Bites of Delight, a review

A remarkable 2-hour stage performance by 26 talented children, full of song, dance and gamelan.

Bites of Delight is a compilation of 5 short stories, each a unique interpretation of a popular story from the represented culture of a land on the “spice trail” of old. I was fortunate to receive an invitation to the Gala Performance, hosted by the Maybank Foundation and Datin Paduka Marina Mahathir.


There was a short charity auction, just before the start of the show. Sarimah Ibrahim was the auctioneer and she was a blast. I think she, more than anything else, really pumped up the crowd and warmed it up nicely for the young performers to follow. It takes a certain talent to be able to do that, and she has it in spades. A lovely smile to boot.


What makes the show as awesome as it is must be the performers. From as young as 5 years old to the early teens, they really do take the cake. Their poise, discipline and ability with song and the various musical instruments. Through the five different short stories, each takes turn to act and play the instruments in support of the action. During each of the transitions between stories, several children perform solo with the instruments.

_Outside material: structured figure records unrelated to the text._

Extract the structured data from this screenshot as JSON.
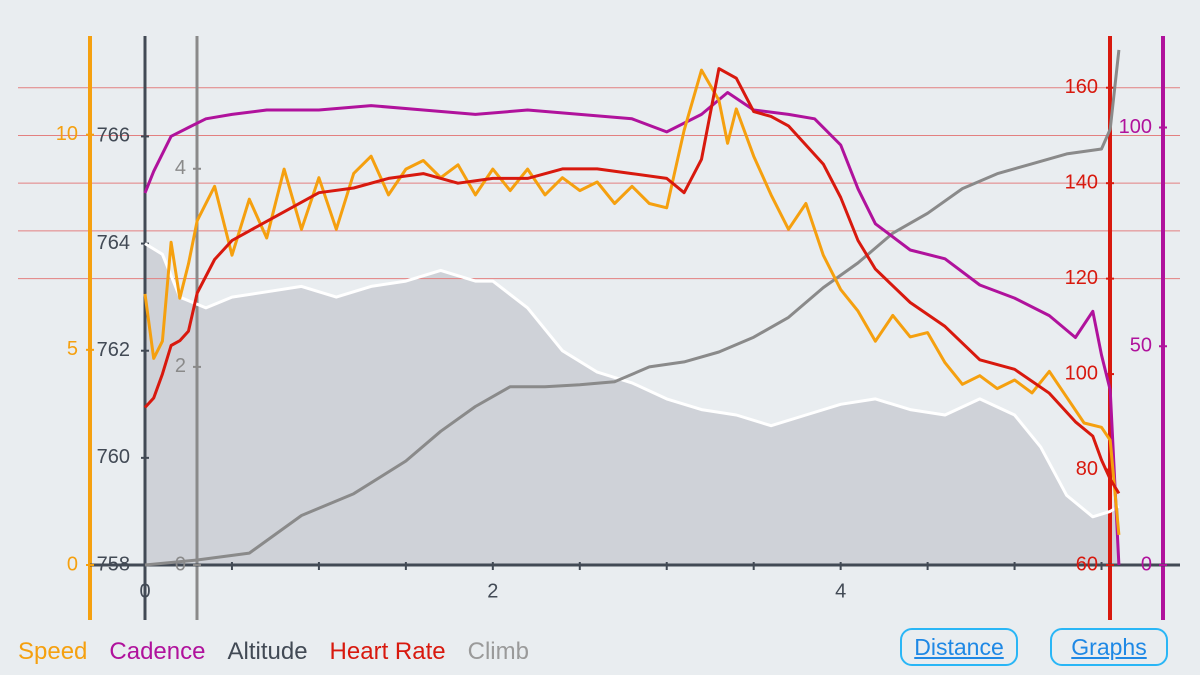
{
  "colors": {
    "speed": "#f5a00f",
    "cadence": "#b0129c",
    "altitude": "#424a55",
    "heart_rate": "#d8190e",
    "climb": "#8a8a8a",
    "grid": "#e38080",
    "background": "#e9edf0",
    "altitude_fill": "#cfd2d8",
    "button": "#1e88e5"
  },
  "footer": {
    "legend": [
      "Speed",
      "Cadence",
      "Altitude",
      "Heart Rate",
      "Climb"
    ],
    "distance_button": "Distance",
    "graphs_button": "Graphs"
  },
  "chart_data": {
    "type": "line",
    "x_axis": {
      "ticks": [
        "0",
        "2",
        "4"
      ],
      "range": [
        0,
        5.75
      ]
    },
    "axes": {
      "speed": {
        "ticks": [
          "0",
          "5",
          "10"
        ],
        "range": [
          0,
          12.2
        ]
      },
      "altitude": {
        "ticks": [
          "758",
          "760",
          "762",
          "764",
          "766"
        ],
        "range": [
          758,
          767.8
        ]
      },
      "climb": {
        "ticks": [
          "0",
          "2",
          "4"
        ],
        "range": [
          0,
          5.3
        ]
      },
      "heart_rate": {
        "ticks": [
          "60",
          "80",
          "100",
          "120",
          "140",
          "160"
        ],
        "range": [
          60,
          170
        ]
      },
      "cadence": {
        "ticks": [
          "0",
          "50",
          "100"
        ],
        "range": [
          0,
          120
        ]
      }
    },
    "grid": true,
    "series": [
      {
        "name": "Altitude",
        "axis": "altitude",
        "x": [
          0,
          0.1,
          0.2,
          0.35,
          0.5,
          0.7,
          0.9,
          1.1,
          1.3,
          1.5,
          1.7,
          1.9,
          2.0,
          2.2,
          2.4,
          2.6,
          2.8,
          3.0,
          3.2,
          3.4,
          3.6,
          3.8,
          4.0,
          4.2,
          4.4,
          4.6,
          4.8,
          5.0,
          5.15,
          5.3,
          5.45,
          5.55,
          5.6
        ],
        "y": [
          764.0,
          763.8,
          763.0,
          762.8,
          763.0,
          763.1,
          763.2,
          763.0,
          763.2,
          763.3,
          763.5,
          763.3,
          763.3,
          762.8,
          762.0,
          761.6,
          761.4,
          761.1,
          760.9,
          760.8,
          760.6,
          760.8,
          761.0,
          761.1,
          760.9,
          760.8,
          761.1,
          760.8,
          760.2,
          759.3,
          758.9,
          759.0,
          759.1
        ]
      },
      {
        "name": "Climb",
        "axis": "climb",
        "x": [
          0,
          0.3,
          0.6,
          0.9,
          1.2,
          1.5,
          1.7,
          1.9,
          2.1,
          2.3,
          2.5,
          2.7,
          2.9,
          3.1,
          3.3,
          3.5,
          3.7,
          3.9,
          4.1,
          4.3,
          4.5,
          4.7,
          4.9,
          5.1,
          5.3,
          5.5,
          5.55,
          5.6
        ],
        "y": [
          0.0,
          0.05,
          0.12,
          0.5,
          0.72,
          1.05,
          1.35,
          1.6,
          1.8,
          1.8,
          1.82,
          1.85,
          2.0,
          2.05,
          2.15,
          2.3,
          2.5,
          2.8,
          3.05,
          3.35,
          3.55,
          3.8,
          3.95,
          4.05,
          4.15,
          4.2,
          4.4,
          5.2
        ]
      },
      {
        "name": "Cadence",
        "axis": "cadence",
        "x": [
          0,
          0.05,
          0.15,
          0.25,
          0.35,
          0.5,
          0.7,
          1.0,
          1.3,
          1.6,
          1.9,
          2.2,
          2.5,
          2.8,
          3.0,
          3.2,
          3.35,
          3.5,
          3.7,
          3.85,
          4.0,
          4.1,
          4.2,
          4.4,
          4.6,
          4.8,
          5.0,
          5.2,
          5.35,
          5.45,
          5.5,
          5.55,
          5.6
        ],
        "y": [
          85,
          90,
          98,
          100,
          102,
          103,
          104,
          104,
          105,
          104,
          103,
          104,
          103,
          102,
          99,
          103,
          108,
          104,
          103,
          102,
          96,
          86,
          78,
          72,
          70,
          64,
          61,
          57,
          52,
          58,
          48,
          40,
          0
        ]
      },
      {
        "name": "Speed",
        "axis": "speed",
        "x": [
          0,
          0.05,
          0.1,
          0.15,
          0.2,
          0.25,
          0.3,
          0.4,
          0.5,
          0.6,
          0.7,
          0.8,
          0.9,
          1.0,
          1.1,
          1.2,
          1.3,
          1.4,
          1.5,
          1.6,
          1.7,
          1.8,
          1.9,
          2.0,
          2.1,
          2.2,
          2.3,
          2.4,
          2.5,
          2.6,
          2.7,
          2.8,
          2.9,
          3.0,
          3.1,
          3.2,
          3.3,
          3.35,
          3.4,
          3.5,
          3.6,
          3.7,
          3.8,
          3.9,
          4.0,
          4.1,
          4.2,
          4.3,
          4.4,
          4.5,
          4.6,
          4.7,
          4.8,
          4.9,
          5.0,
          5.1,
          5.2,
          5.3,
          5.4,
          5.5,
          5.55,
          5.6
        ],
        "y": [
          6.3,
          4.8,
          5.2,
          7.5,
          6.2,
          7.0,
          8.0,
          8.8,
          7.2,
          8.5,
          7.6,
          9.2,
          7.8,
          9.0,
          7.8,
          9.1,
          9.5,
          8.6,
          9.2,
          9.4,
          9.0,
          9.3,
          8.6,
          9.2,
          8.7,
          9.2,
          8.6,
          9.0,
          8.7,
          8.9,
          8.4,
          8.8,
          8.4,
          8.3,
          10.1,
          11.5,
          10.8,
          9.8,
          10.6,
          9.5,
          8.6,
          7.8,
          8.4,
          7.2,
          6.4,
          5.9,
          5.2,
          5.8,
          5.3,
          5.4,
          4.7,
          4.2,
          4.4,
          4.1,
          4.3,
          4.0,
          4.5,
          3.9,
          3.3,
          3.2,
          2.9,
          0.7
        ]
      },
      {
        "name": "Heart Rate",
        "axis": "heart_rate",
        "x": [
          0,
          0.05,
          0.1,
          0.15,
          0.2,
          0.25,
          0.3,
          0.4,
          0.5,
          0.6,
          0.8,
          1.0,
          1.2,
          1.4,
          1.6,
          1.8,
          2.0,
          2.2,
          2.4,
          2.6,
          2.8,
          3.0,
          3.1,
          3.2,
          3.3,
          3.4,
          3.5,
          3.6,
          3.7,
          3.8,
          3.9,
          4.0,
          4.1,
          4.2,
          4.4,
          4.6,
          4.8,
          5.0,
          5.2,
          5.35,
          5.45,
          5.5,
          5.55,
          5.6
        ],
        "y": [
          93,
          95,
          100,
          106,
          107,
          109,
          117,
          124,
          128,
          130,
          134,
          138,
          139,
          141,
          142,
          140,
          141,
          141,
          143,
          143,
          142,
          141,
          138,
          145,
          164,
          162,
          155,
          154,
          152,
          148,
          144,
          137,
          128,
          122,
          115,
          110,
          103,
          101,
          96,
          90,
          87,
          82,
          78,
          75
        ]
      }
    ]
  }
}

Gamelan is mostly a brass percussion band with some minor strings and drums, and to see a young girl on an instrument twice her size is a sight in itself.

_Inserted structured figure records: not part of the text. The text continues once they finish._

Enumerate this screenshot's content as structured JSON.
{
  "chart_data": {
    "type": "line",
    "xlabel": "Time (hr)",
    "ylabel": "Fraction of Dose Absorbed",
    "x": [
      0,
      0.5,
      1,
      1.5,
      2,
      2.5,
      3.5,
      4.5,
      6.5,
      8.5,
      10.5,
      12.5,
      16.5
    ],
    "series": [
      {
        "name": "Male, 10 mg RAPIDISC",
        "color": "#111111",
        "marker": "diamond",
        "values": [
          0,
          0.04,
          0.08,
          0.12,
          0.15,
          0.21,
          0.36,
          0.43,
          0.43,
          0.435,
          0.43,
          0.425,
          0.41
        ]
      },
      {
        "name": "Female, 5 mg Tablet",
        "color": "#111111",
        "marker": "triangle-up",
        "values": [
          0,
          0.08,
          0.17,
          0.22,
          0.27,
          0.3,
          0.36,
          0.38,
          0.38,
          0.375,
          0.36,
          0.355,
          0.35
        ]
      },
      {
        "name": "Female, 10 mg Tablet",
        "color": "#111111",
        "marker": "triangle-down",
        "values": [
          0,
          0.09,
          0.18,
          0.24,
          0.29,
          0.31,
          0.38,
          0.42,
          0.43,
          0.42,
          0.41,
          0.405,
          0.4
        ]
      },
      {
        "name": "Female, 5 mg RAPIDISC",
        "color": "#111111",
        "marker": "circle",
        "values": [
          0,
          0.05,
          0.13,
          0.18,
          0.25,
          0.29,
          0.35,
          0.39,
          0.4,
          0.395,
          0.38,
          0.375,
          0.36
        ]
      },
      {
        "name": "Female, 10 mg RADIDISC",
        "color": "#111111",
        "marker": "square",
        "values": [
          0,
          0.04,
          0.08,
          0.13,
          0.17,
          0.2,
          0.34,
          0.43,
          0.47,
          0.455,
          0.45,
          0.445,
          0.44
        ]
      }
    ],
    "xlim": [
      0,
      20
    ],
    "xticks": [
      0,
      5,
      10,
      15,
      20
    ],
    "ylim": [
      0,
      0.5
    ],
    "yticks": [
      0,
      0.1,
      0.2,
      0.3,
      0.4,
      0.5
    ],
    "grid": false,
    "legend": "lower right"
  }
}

Besides enjoying the show, i was also on assignment. The regular photographer the Maybank Foundation uses was unavailable for some reason, so i was all they had. Luckily i had the lenses on me to make shooting a stage performance possible: the incredible duo, a Canon 135mm f2.0L and a Carl Zeiss Distagon T ZE 28mm f2.0. However, unlike the regular fellow, i had never seen the show before that night, and i didn’t know what to expect. That plus difficult lighting due to the liberal use of mixed colour spotlights and backgrounds, and i was in for a real challenge. I think i must have watched 30% of the show through my Canon 5D MarkII viewfinder, waiting for a decisive moment, the climax of each stage set piece. After a bit of experimentation, i gave up on the in-camera metering and went full manual; the mixed lighting was just too much. 1/125, wide open mostly, stopping down to around f4.0-f5.6 when i needed just a bit more depth of field. Then machine gunning certain scenes and hoping for the best.

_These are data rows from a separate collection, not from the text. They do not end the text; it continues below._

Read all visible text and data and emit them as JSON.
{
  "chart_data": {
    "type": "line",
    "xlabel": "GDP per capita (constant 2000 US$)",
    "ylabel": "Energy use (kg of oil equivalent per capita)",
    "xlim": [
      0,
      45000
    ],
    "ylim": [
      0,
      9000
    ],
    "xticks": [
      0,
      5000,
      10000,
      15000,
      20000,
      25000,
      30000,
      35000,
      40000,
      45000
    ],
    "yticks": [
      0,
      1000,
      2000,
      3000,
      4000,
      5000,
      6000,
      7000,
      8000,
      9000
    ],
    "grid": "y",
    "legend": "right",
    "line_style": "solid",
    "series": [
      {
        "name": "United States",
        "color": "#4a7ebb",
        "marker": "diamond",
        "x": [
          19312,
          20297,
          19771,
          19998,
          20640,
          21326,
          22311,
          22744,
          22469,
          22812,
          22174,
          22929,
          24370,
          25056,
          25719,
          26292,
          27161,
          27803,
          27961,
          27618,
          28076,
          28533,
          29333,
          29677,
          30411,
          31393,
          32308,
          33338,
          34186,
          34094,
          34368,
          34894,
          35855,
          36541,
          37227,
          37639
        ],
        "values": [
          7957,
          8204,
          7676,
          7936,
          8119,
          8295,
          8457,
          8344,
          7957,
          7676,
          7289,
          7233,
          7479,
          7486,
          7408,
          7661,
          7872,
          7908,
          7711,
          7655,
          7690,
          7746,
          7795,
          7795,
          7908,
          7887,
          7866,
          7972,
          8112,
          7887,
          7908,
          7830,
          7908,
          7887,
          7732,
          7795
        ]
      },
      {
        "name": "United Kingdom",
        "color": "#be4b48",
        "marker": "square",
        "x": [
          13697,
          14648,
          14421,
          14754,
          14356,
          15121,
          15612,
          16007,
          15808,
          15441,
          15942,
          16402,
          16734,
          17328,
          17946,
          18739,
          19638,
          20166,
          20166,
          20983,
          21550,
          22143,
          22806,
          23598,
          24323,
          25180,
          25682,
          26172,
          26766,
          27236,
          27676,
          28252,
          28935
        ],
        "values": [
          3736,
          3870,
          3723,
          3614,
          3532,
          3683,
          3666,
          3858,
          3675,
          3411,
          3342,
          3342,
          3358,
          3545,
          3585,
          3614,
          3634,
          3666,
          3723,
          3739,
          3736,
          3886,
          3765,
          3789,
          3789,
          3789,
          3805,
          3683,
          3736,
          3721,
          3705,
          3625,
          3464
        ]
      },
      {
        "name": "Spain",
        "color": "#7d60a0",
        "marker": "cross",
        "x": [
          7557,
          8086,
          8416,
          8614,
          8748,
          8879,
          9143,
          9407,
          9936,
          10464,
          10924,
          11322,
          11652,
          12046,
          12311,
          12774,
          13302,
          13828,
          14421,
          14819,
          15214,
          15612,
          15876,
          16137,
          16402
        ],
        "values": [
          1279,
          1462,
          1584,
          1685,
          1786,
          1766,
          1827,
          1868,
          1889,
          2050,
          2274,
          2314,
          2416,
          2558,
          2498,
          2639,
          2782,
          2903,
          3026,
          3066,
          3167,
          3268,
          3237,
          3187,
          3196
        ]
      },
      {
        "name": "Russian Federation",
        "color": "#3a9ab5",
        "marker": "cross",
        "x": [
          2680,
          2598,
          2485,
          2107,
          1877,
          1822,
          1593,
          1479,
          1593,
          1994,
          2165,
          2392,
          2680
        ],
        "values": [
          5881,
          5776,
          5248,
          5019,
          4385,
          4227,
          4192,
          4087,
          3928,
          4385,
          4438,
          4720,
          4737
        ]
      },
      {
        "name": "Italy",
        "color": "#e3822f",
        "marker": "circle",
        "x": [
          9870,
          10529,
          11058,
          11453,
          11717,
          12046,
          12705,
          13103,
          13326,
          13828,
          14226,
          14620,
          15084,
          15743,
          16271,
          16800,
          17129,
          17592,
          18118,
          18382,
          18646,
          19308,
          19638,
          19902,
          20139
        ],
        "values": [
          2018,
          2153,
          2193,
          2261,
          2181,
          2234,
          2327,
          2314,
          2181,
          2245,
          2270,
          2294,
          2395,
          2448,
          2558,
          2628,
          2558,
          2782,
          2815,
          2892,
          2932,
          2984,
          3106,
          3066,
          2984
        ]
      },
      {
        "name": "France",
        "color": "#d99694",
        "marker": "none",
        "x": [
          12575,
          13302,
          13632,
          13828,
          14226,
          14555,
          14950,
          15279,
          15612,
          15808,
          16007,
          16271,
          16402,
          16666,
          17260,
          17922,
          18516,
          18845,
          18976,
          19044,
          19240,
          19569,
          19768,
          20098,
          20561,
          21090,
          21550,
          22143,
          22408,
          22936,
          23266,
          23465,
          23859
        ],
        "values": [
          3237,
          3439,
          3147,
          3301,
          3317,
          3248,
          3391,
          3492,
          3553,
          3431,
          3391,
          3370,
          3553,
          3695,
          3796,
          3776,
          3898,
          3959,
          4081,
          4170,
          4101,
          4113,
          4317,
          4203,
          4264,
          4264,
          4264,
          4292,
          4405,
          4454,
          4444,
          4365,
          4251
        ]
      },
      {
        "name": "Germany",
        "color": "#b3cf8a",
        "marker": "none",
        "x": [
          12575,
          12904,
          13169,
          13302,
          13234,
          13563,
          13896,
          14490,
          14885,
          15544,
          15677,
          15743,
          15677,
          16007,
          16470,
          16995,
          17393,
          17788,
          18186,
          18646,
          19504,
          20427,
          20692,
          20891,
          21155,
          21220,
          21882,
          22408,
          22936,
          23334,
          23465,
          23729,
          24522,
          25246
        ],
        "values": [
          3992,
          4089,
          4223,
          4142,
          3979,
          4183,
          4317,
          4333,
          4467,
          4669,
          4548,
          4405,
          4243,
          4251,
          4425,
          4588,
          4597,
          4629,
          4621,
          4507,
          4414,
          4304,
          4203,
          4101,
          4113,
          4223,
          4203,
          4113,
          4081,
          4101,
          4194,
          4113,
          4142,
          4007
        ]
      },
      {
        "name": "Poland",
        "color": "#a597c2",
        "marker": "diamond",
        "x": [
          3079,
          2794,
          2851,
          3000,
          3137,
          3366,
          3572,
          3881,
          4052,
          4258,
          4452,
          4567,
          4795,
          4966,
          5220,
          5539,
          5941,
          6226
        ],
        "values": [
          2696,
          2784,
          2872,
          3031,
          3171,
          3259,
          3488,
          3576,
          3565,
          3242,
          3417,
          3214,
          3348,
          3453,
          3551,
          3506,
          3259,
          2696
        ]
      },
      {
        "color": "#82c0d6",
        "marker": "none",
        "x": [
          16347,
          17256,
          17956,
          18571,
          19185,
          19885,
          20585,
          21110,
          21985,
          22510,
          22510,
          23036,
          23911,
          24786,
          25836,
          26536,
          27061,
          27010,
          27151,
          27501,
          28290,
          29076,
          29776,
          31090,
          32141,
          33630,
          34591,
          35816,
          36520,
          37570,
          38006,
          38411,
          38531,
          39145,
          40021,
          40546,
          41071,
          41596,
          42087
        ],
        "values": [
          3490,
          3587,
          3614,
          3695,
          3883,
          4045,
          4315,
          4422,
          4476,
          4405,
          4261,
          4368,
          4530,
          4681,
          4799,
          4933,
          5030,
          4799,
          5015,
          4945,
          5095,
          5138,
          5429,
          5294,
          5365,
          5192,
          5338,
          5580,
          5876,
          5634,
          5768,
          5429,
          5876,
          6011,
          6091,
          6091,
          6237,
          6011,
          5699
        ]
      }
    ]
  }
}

Even after the end of the show, the crowd lingered to talk to the children. The guests of honour, Tun Dr Siti Hasmah (the wife of ex-Prime Minister, Tun Dr Mahathir Mohamad) and her daughter, Datin Paduka Marina Mahathir were gracious in signing autographs, taking photos with the cast and doing interviews with the Press. Tun Dr Siti Hasmah and her daughter are a real class act; they have a certain way with people, and have an effortless talent to make them feel at ease and comfortable. It was great to see her enjoy herself, to see her laugh and be happy.






As the night finally came to a close, just shy of midnight, the hall emptied and the lights went out. Yet, i get a feeling that not many wanted to leave. The echoes of the music of the children reverberated on in our hearts.